Customer: Paul G. Allen's Stratolaunch Systems
Type: very large twin-fuselage aerial launch platform
Program: Very Large Aircraft (proprietary)
Powerplant: 6 x 56,000 lbf (250 kN) Pratt & Whitney PW4056 turbofan jet engines
Significant date: 2011 (project announced)
Stratolaunch Systems, a Paul G. Allen project, is developing an air-launch system that will revolutionize space transportation by providing orbital access to space at lower costs, with greater safety and more flexibility. Delivering payloads in the 10,000lbm class into low earth orbit, the system allows for maximum operational flexibility and payload delivery from several possible operational sites, while minimizing mission constraints such as range availability and weather.
The air-launch system is made up of four primary elements: a carrier aircraft, a multi-stage booster, a mating and integration system, and an orbital payload. Initial efforts will focus on unmanned payloads; however, human flights will follow as safety, reliability, and operability are demonstrated.
Stratolaunch Systems has assembled a team of innovative aerospace leaders to build and deliver a commercial air launch system.
The carrier aircraft
Scaled Composites will build the carrier aircraft; SpaceX will provide the booster and space launch mission design and mission integration services; Dynetics will provide program management and systems engineering and integration, as well as test and operations support to Stratolaunch; Dynetics will also build the mating and integration system hardware. Stratolaunch Systems headquarters are in Huntsville, Alabama, and its aircraft hangar is in Mojave, California.

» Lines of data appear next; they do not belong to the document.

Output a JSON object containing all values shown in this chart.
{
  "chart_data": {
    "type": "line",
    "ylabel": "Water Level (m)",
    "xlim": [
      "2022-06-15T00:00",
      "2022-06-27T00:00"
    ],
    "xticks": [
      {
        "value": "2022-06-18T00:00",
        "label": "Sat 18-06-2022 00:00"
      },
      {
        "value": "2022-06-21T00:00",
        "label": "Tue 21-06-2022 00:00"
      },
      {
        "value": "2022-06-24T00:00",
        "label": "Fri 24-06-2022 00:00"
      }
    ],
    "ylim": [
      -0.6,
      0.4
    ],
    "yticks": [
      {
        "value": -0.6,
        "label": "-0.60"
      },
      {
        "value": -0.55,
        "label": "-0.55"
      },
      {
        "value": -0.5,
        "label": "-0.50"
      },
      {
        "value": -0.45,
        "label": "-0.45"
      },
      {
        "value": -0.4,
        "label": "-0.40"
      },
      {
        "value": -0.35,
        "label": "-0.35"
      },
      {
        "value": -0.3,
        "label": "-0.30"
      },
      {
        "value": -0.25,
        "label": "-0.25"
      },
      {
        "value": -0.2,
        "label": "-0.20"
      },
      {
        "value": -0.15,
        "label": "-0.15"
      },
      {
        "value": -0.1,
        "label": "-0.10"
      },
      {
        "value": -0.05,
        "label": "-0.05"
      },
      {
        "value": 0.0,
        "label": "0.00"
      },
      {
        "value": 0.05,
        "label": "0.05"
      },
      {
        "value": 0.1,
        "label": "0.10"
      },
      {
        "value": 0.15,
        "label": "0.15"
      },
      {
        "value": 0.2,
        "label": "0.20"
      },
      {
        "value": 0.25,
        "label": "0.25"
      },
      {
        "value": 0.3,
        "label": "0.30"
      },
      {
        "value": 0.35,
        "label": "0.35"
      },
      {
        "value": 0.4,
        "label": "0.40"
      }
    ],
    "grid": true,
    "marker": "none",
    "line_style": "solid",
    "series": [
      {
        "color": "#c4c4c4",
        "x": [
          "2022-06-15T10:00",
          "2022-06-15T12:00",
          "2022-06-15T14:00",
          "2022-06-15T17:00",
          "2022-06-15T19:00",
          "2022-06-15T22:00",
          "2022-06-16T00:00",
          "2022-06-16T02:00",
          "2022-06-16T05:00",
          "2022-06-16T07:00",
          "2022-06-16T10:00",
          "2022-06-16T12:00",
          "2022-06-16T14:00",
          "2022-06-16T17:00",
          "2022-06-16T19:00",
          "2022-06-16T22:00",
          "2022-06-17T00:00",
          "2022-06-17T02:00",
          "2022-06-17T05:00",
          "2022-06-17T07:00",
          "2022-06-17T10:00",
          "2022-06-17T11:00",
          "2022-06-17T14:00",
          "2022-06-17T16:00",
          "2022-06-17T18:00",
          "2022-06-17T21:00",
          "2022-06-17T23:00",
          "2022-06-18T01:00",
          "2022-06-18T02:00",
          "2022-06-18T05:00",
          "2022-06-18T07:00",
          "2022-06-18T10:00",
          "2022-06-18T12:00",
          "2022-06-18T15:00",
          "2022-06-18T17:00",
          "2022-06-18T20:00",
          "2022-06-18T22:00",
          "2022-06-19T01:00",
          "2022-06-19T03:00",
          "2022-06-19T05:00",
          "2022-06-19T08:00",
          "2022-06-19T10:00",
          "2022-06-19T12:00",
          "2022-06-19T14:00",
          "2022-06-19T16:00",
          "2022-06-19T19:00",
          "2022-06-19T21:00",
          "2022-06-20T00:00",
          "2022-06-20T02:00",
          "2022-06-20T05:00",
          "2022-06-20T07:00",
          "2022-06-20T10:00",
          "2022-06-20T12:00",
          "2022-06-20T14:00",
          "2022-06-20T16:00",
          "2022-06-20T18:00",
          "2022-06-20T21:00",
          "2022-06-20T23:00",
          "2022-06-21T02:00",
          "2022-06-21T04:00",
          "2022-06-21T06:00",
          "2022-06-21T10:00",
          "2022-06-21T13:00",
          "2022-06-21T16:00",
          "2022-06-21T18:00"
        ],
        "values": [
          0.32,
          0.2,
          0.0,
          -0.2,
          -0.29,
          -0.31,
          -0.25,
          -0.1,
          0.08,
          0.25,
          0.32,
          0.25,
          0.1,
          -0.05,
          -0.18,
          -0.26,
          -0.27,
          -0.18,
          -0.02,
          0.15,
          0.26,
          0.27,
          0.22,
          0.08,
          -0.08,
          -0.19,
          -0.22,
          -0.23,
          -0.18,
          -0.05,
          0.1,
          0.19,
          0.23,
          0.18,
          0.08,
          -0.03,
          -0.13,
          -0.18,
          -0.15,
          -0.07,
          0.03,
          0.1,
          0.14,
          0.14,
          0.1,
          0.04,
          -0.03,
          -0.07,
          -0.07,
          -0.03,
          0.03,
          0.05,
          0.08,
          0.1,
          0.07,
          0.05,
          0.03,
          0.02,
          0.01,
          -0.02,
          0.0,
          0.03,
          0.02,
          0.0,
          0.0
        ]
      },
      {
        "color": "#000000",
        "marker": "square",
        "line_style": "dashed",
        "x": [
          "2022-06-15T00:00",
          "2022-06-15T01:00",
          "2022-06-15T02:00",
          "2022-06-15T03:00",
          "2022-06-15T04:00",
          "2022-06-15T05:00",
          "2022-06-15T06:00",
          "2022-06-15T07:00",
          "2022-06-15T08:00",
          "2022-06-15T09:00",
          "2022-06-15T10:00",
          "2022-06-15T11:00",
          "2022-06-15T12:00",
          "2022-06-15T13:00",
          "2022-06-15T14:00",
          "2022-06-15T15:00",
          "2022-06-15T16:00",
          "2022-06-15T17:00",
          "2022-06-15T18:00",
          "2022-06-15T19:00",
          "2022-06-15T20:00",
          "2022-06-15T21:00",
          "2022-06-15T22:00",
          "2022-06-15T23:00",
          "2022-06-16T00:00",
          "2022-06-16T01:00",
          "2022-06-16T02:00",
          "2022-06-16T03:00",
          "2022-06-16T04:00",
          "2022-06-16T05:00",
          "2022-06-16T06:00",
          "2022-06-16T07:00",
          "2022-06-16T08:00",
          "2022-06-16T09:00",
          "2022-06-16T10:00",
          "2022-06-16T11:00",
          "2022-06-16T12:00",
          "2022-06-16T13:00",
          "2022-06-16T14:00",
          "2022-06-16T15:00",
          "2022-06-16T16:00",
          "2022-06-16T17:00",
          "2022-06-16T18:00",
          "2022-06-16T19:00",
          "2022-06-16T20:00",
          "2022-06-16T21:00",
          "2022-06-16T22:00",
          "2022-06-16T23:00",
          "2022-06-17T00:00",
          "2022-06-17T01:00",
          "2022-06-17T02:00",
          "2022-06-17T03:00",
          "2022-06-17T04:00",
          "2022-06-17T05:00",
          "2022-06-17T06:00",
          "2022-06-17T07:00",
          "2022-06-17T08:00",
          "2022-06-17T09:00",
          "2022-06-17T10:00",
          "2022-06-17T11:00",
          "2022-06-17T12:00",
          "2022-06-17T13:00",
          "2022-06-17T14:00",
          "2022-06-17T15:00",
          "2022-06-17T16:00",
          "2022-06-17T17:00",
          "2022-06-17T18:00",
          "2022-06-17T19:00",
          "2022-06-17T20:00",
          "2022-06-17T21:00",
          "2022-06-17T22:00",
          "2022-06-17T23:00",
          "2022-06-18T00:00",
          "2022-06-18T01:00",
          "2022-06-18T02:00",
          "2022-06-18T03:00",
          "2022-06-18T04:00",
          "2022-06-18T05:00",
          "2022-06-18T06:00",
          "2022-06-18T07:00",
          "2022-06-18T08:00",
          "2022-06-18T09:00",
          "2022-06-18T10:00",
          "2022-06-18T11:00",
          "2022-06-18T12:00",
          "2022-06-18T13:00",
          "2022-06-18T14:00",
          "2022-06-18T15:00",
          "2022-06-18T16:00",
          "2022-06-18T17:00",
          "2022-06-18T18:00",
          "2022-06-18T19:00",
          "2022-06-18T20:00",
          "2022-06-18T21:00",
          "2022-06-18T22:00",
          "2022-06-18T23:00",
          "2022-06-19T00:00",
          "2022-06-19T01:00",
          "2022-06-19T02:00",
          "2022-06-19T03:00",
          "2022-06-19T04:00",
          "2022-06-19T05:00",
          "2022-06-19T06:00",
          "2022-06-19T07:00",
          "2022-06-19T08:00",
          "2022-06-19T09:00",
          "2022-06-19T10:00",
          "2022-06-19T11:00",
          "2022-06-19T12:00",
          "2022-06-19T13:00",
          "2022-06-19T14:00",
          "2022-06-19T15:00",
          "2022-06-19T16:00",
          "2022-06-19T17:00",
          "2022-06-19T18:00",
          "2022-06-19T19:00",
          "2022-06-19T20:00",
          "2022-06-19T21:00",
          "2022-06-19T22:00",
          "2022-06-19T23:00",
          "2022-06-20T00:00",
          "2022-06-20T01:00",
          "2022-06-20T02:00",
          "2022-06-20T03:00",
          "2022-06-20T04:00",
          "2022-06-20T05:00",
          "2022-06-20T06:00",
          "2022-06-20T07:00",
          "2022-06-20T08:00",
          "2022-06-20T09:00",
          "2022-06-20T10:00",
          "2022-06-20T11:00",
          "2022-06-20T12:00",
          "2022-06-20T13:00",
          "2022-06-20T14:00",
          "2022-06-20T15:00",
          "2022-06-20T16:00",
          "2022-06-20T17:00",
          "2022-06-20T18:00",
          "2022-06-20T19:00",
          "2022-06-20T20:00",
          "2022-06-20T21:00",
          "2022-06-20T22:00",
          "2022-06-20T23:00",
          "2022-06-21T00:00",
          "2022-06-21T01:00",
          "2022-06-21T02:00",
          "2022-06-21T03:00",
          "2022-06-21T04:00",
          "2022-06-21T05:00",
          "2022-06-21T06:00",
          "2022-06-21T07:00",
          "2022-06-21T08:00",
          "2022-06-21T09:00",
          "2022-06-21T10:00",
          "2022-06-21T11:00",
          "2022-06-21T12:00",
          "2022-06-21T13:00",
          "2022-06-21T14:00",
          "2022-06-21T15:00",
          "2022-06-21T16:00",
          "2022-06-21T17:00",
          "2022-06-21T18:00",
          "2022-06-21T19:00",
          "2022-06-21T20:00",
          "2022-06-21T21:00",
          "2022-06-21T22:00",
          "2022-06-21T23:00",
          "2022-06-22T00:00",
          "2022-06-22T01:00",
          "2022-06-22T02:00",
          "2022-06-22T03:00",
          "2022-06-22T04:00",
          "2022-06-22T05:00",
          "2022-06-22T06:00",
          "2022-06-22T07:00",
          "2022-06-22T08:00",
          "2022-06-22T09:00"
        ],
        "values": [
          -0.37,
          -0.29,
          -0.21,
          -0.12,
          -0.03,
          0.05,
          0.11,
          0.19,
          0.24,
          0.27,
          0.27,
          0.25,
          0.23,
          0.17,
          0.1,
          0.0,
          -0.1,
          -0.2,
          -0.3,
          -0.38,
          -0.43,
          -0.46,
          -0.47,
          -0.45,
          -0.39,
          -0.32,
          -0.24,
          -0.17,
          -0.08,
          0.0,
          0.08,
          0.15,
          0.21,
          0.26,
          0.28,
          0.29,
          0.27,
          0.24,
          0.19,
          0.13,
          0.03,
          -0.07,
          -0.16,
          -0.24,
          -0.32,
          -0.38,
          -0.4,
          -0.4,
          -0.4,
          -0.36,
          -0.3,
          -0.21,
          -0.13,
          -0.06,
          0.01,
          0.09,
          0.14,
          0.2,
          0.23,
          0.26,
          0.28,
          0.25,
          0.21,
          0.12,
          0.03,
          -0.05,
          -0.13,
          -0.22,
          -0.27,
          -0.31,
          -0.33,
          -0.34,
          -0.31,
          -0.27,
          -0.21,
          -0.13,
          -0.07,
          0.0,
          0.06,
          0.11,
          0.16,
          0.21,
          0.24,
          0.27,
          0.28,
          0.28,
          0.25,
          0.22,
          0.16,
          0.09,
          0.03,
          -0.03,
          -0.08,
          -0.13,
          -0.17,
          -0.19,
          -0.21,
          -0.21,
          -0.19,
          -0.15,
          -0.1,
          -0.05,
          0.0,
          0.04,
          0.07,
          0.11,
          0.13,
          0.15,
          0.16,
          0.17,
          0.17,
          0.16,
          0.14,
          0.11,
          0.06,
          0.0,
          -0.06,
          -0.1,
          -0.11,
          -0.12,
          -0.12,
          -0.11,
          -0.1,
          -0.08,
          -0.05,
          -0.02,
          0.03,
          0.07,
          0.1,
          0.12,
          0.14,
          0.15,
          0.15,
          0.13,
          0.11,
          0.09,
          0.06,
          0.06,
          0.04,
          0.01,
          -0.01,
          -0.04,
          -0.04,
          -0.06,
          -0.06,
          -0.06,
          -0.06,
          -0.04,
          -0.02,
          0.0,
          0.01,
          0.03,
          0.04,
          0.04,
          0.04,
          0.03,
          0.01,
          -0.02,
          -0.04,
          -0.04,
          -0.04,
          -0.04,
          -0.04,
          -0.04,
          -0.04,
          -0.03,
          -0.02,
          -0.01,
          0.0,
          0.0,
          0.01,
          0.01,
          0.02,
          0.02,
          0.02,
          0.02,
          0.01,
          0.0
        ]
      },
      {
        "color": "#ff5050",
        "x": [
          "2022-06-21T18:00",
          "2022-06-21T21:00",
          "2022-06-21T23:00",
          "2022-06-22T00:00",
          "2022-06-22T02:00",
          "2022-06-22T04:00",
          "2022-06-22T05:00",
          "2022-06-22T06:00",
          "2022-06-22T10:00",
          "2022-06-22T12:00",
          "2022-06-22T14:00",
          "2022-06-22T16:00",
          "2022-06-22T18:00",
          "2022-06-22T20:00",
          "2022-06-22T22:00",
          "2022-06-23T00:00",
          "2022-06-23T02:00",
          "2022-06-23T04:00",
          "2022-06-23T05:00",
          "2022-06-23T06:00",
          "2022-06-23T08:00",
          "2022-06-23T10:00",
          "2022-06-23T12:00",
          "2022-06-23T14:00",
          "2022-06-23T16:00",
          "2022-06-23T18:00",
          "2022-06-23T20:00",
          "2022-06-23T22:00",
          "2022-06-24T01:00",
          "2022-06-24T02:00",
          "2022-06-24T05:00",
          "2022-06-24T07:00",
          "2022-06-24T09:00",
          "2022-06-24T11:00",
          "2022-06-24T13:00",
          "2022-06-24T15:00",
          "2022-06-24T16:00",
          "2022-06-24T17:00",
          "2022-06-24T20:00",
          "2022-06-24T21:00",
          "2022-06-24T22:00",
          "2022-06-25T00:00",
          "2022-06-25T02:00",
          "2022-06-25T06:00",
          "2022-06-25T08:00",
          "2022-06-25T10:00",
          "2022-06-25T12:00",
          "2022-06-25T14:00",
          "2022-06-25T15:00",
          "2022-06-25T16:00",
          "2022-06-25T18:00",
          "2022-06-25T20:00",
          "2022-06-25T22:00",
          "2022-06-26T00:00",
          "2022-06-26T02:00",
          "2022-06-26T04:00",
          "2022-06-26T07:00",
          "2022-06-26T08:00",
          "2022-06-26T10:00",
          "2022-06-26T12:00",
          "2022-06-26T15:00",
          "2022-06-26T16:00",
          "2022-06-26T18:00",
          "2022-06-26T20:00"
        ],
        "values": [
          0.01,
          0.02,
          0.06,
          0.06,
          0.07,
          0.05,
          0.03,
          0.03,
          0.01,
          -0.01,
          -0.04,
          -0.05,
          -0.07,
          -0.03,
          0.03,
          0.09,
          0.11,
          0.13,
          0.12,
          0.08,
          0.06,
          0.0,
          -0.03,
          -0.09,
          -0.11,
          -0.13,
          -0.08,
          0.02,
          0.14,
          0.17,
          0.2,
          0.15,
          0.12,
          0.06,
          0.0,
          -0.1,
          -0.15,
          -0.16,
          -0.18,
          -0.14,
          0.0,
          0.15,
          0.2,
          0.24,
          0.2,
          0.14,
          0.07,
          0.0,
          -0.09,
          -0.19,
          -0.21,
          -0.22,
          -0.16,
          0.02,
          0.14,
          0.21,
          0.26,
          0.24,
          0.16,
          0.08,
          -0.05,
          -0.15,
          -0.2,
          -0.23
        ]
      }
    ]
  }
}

The carrier aircraft, built by Scaled Composites, weighs more than 1.2 million pounds and has a wingspan of 385 feet – greater than the length of a football field. Using six 747 engines, the carrier aircraft will be the largest aircraft ever constructed. The air-launch system requires a takeoff and landing runway that is, at minimum, 12,000 feet long. The carrier aircraft can fly over 1,300 nautical miles to reach an optimal launch point.
SpaceX’s multi-stage booster is derived from the company’s Falcon 9 rocket. At approximately 120 feet long, the booster is designed to loft the payload into low earth orbit. After release of the booster from the aircraft at approximately 30,000 feet, the first stage engines ignite and the spacecraft begins its journey into space. After the first stage burn and a short coast period, the second stage ignites and the orbital payload proceeds to its planned mission. The booster’s health and status during flight is monitored from the carrier aircraft and on the ground.
Mating and Integration System
Built by Dynetics, the mating and integration system (MIS) provides the single interface between the carrier aircraft and the booster. The MIS includes all systems required for the booster to interface with the carrier aircraft, including mechanical, electrical, thermal, fluids, and gases. The MIS is designed to safely and securely carry a booster weighing up to roughly 500,000 pounds. The MIS will secure the booster to the carrier aircraft, from taxiing to flight maneuvers to release of booster. In the case of a mission abort, the MIS will keep the booster secure during return to base and landing.